Pengertian etimologis kata spirituality dalam kamus bahasa Inggris atau kata ar-rūḫānī ‫الروحاني‬ dalam bahasa Arab. Bandingkan juga dengan informasi kamus Webster yang merunut asal kata spiritual dari kata benda bahasa Latin “spiritus” yang berarti „napas‟.

Kata spiritual Menurut Oxford English Dictionary, untuk memahami makna kata spiritual dapat diketahui dari arti kata-kata berikut ini : persembahan, dimensi supranatural, berbeda dengan dimensi fisik, perasaan atau pernyataan jiwa, kekudusan, sesuatu yang suci, pemikiran yang intelektual dan berkualitas, adanya perkembanga pemikiran danperasaan, adanya perasaan humor, ada perubahan hidup, dan berhubngan dengan organisasi keagamaan.

Sedangkan berdasarkan etimologinya, spiritual berarti sesuatu yang mendasar, penting, dan mampu menggerakkan serta memimpin cara berpikir dan bertingkah laku seseorang.

Pertanyaannya, mengapa pemahaman kita tentang masalah ini begitu penting?

Konsep Spiritualitas Sebagai Landasan Kebertuhanan

Doe (dalam Muntohar, 2010: 36) mengartikan bahwa spiritualitas adalah dasar bagi tumbuhnya harga diri, nilai-nilai, moral dan rasa memiliki.
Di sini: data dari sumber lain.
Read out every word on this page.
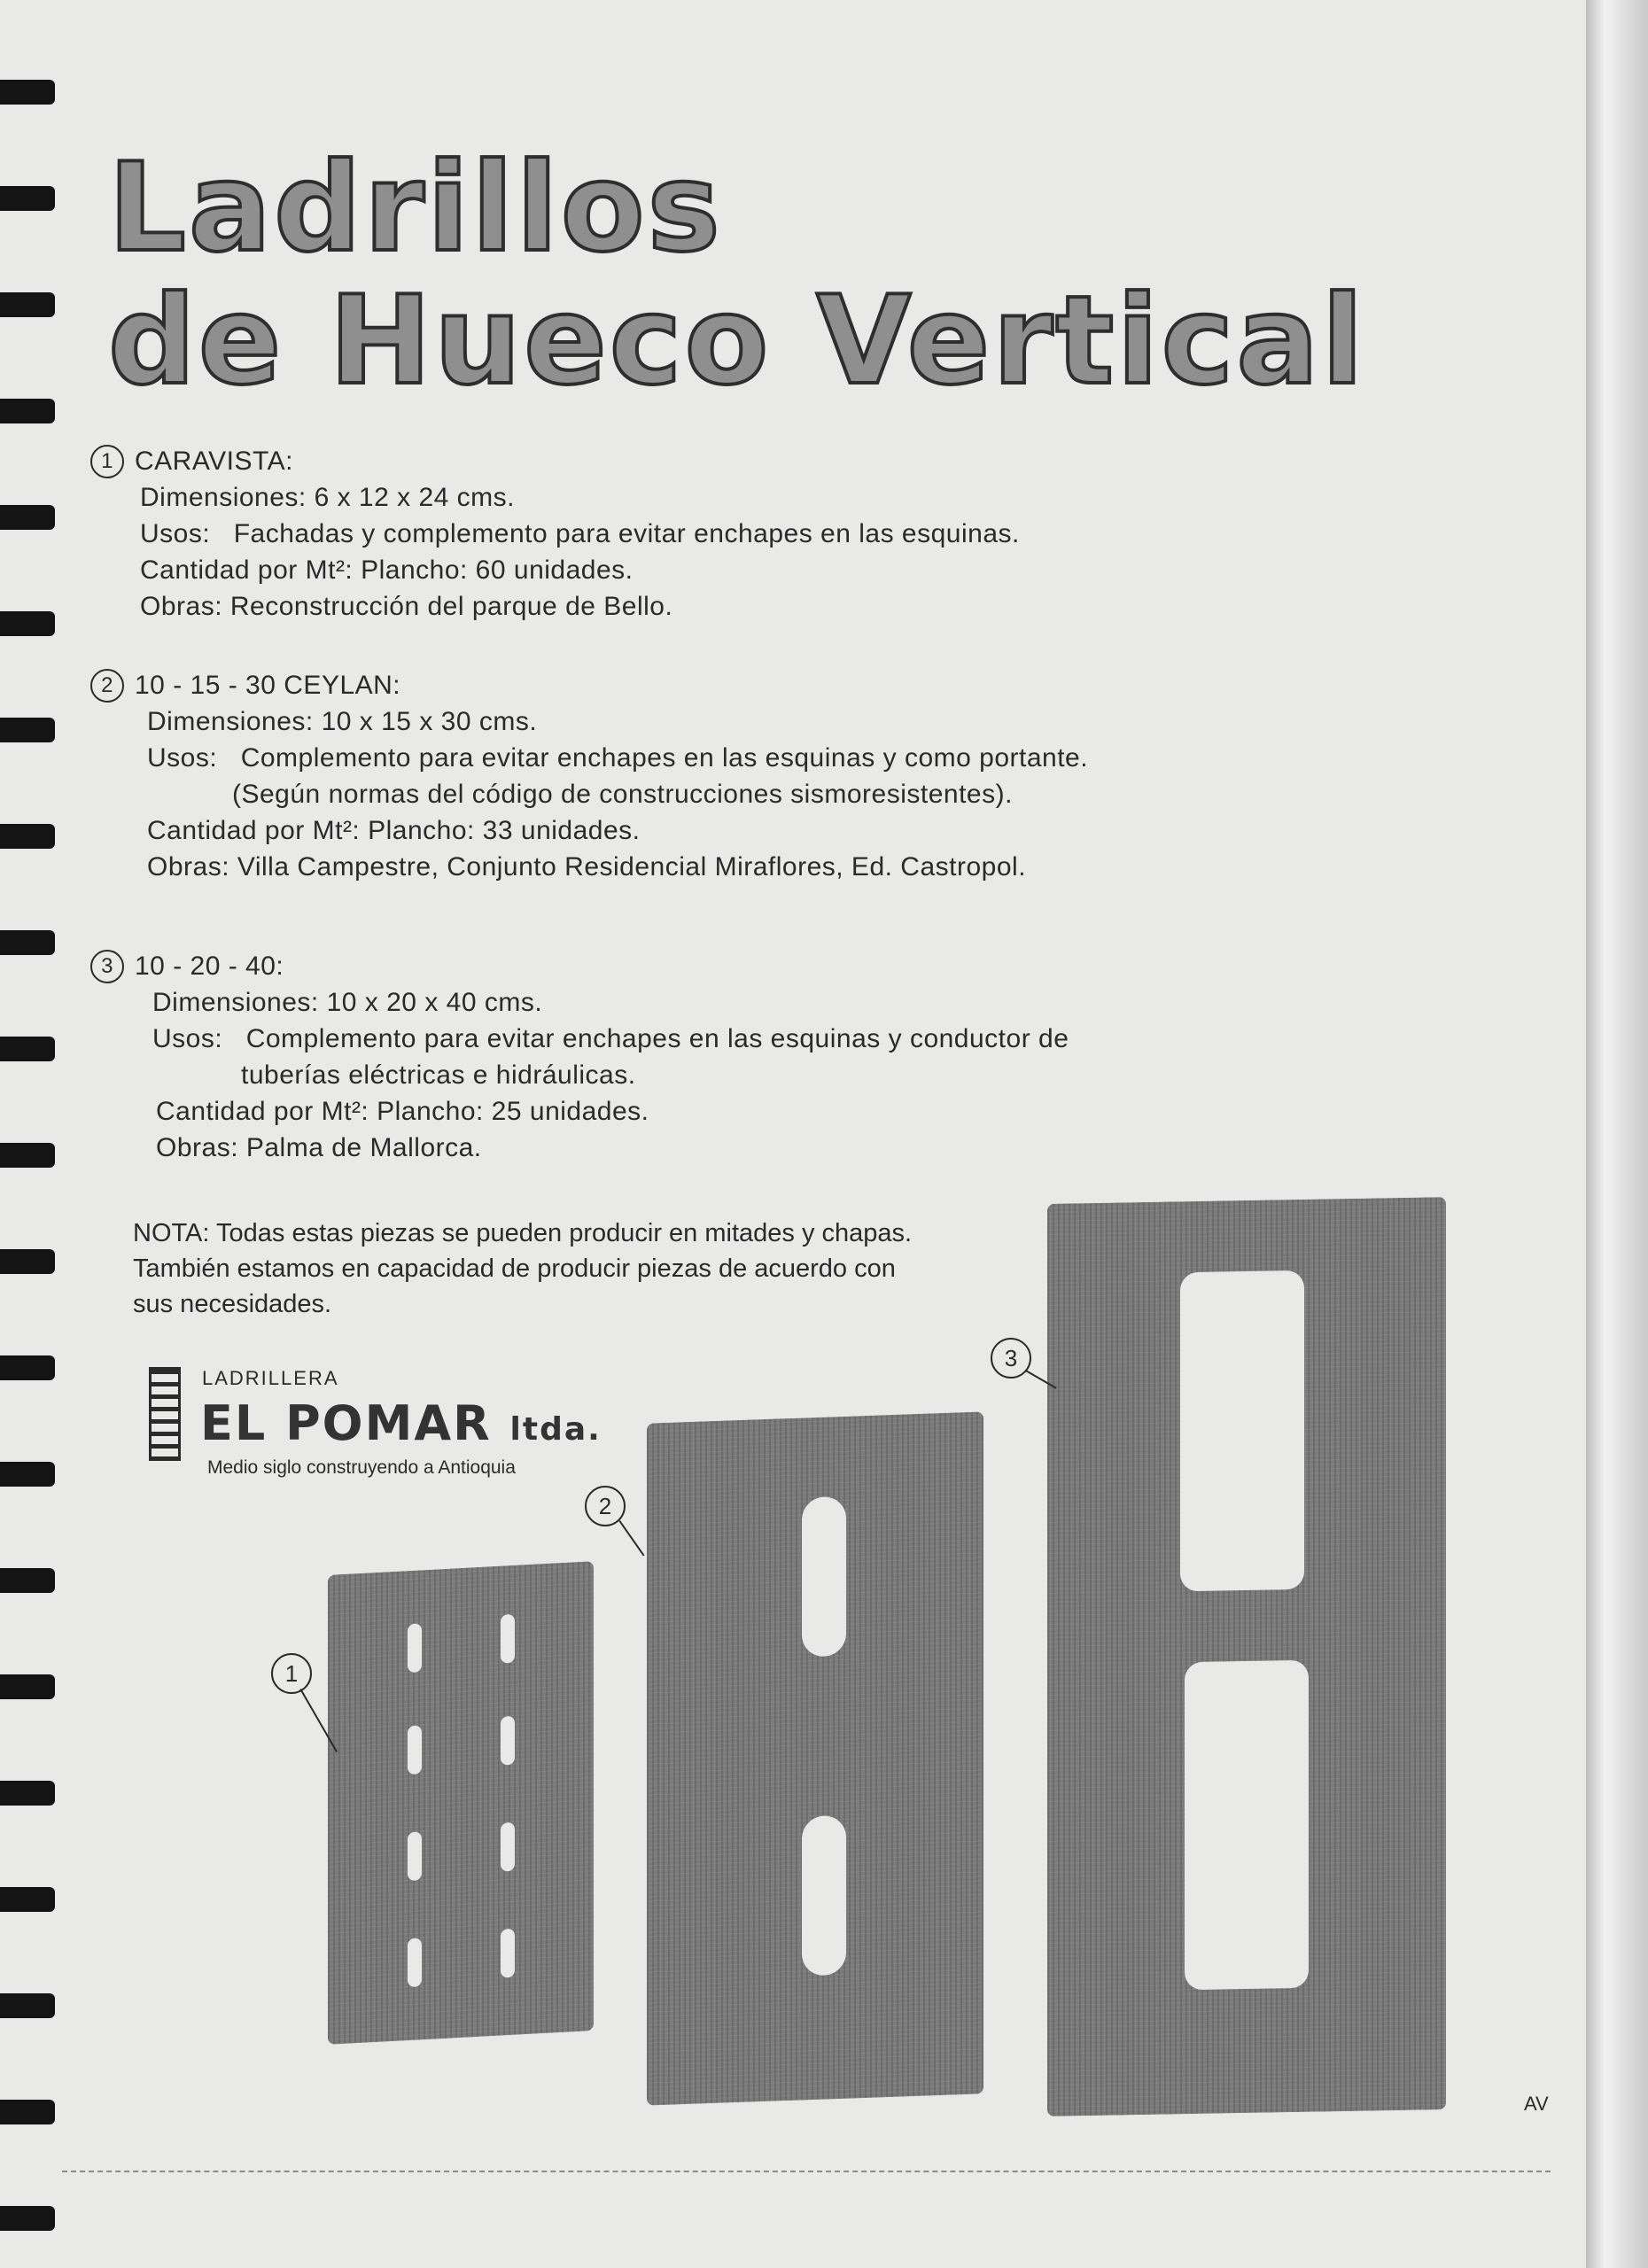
Ladrillos
de Hueco Vertical
1 CARAVISTA:
Dimensiones: 6 x 12 x 24 cms.
Usos:   Fachadas y complemento para evitar enchapes en las esquinas.
Cantidad por Mt²: Plancho: 60 unidades.
Obras: Reconstrucción del parque de Bello.
2 10 - 15 - 30 CEYLAN:
Dimensiones: 10 x 15 x 30 cms.
Usos:   Complemento para evitar enchapes en las esquinas y como portante.
(Según normas del código de construcciones sismoresistentes).
Cantidad por Mt²: Plancho: 33 unidades.
Obras: Villa Campestre, Conjunto Residencial Miraflores, Ed. Castropol.
3 10 - 20 - 40:
Dimensiones: 10 x 20 x 40 cms.
Usos:   Complemento para evitar enchapes en las esquinas y conductor de
tuberías eléctricas e hidráulicas.
Cantidad por Mt²: Plancho: 25 unidades.
Obras: Palma de Mallorca.
NOTA: Todas estas piezas se pueden producir en mitades y chapas.
También estamos en capacidad de producir piezas de acuerdo con
sus necesidades.
LADRILLERA
EL POMAR ltda.
Medio siglo construyendo a Antioquia
3
2
1
AV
Spiritualitas memberi arah dan arti pada kehidupan. Spiritualitas adalah kepercayaan akan adanya kekuatan non-fisik yang lebih besar daripada kekuatan diri kita; suatu kesadaran yang menghubungkan kita langsung kepada Tuhan: atau sesuatu unsur yang kita namakan sebagai sumber keberadaan kita.
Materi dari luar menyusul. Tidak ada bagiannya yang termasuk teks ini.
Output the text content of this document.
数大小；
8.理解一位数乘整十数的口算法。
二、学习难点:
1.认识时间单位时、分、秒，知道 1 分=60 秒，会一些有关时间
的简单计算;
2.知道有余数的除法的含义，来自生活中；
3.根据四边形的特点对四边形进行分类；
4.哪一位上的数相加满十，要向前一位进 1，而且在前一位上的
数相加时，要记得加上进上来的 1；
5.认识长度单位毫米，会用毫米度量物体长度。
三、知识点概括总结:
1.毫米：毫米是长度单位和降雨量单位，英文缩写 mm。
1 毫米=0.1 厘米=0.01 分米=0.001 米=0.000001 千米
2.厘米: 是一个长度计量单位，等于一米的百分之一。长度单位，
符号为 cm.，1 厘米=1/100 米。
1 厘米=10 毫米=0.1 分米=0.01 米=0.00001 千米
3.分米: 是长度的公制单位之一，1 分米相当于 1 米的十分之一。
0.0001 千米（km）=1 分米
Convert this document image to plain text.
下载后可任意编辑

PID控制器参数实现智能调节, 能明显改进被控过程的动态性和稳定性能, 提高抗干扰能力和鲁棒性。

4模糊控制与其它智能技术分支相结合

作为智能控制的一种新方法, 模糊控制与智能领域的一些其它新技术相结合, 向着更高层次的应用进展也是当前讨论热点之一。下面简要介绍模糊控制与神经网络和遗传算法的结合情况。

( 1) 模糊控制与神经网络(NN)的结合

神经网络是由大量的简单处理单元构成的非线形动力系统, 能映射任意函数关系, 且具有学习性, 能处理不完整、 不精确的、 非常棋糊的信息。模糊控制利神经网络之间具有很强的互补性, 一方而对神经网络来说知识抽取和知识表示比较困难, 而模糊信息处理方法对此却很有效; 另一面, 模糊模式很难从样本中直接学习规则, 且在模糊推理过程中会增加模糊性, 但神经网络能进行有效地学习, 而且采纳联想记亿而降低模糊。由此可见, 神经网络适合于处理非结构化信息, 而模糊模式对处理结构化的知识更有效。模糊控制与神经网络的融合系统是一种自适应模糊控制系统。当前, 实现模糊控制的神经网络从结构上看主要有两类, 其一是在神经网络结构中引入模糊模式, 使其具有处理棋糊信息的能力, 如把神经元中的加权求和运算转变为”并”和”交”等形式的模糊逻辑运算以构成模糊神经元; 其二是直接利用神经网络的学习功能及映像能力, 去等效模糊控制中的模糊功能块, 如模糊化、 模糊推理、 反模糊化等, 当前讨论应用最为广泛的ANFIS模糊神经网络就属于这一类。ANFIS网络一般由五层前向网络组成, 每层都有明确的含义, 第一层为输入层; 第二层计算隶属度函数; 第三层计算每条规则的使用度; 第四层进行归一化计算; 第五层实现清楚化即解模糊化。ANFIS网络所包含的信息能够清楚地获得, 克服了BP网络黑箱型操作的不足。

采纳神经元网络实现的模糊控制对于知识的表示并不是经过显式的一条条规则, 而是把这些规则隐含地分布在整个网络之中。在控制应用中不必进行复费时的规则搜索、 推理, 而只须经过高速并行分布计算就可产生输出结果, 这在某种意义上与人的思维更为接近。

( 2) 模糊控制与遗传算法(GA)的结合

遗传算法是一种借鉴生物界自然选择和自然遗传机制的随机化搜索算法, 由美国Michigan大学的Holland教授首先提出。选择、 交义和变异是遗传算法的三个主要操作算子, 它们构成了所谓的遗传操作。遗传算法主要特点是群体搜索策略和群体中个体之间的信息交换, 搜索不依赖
Sebagaimana Firman Allah SWT dalam surat As-Sajadah Ayat: 9 yang artinya:

“Kemudian dia menyempurnakan dan meniupkan ke dalamnya roh (ciptaan)-Nya dan dia menjadikan bagi kamu pendengaran, penglihatan dan (perasaan) hati; (tetapi) kamu sedikit sekali bersyukur”.
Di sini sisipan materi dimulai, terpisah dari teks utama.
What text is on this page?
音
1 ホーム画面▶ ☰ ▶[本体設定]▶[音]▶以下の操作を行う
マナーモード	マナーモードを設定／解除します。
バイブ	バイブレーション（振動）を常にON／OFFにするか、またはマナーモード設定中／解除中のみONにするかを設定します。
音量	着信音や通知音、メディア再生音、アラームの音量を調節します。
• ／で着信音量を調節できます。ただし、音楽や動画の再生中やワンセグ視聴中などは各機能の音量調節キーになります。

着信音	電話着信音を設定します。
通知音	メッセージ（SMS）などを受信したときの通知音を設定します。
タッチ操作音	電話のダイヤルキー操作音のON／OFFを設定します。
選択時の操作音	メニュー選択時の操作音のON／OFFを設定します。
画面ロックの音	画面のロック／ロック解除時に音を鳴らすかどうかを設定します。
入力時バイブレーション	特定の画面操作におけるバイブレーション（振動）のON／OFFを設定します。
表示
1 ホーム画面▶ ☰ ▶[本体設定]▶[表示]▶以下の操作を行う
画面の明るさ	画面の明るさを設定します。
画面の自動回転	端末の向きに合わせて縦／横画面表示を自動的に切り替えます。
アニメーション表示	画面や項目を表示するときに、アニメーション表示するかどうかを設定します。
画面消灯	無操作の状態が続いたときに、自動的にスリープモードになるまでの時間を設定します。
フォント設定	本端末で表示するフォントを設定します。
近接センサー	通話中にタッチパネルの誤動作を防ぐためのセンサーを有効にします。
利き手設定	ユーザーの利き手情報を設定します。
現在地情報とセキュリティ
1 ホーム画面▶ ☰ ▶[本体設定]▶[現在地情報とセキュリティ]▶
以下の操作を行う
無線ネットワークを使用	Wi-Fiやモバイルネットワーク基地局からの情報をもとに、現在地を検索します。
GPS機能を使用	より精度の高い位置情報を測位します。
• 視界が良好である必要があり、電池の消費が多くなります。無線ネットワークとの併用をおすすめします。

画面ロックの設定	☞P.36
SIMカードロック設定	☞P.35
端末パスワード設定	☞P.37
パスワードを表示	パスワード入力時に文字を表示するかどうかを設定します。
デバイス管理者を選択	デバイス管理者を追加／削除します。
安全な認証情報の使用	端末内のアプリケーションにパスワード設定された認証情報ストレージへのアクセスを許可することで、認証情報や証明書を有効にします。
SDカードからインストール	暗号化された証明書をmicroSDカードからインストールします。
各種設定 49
Roh manusia menurut Islam adalah suci, karena ia adalah karunia Ilahi yang dipancarkan dari Zat Tuhan. Roh bersemayam di dalam hati (qalb) sehingga dari hati terpancar kecerdasan, keinginan, kemampuan, dan perasaan. Ketika hati ditempati roh, maka hati menjadi bersinar dan memancarkan cahaya kebaikan Tuhan. Hati yang terpancari oleh kebaikan Tuhan disebut dengan hati nurani.

Pada dasarnya hati manusia itu bersifat Universal dengan catatan manusia itu telah mencapai titik fitrah dan terbebas dari segala paradigma dan belenggu. Dalam keadan seperti ini manusia merasakan ketenangan jiwa yang mendasari segala tingkah lakunya, dan menggunakan suara hati sebagai penuntun hidupnya menuju sebuah kebenaran, dan semua itu bersumber dari yang maha kuasa yaitu Allah.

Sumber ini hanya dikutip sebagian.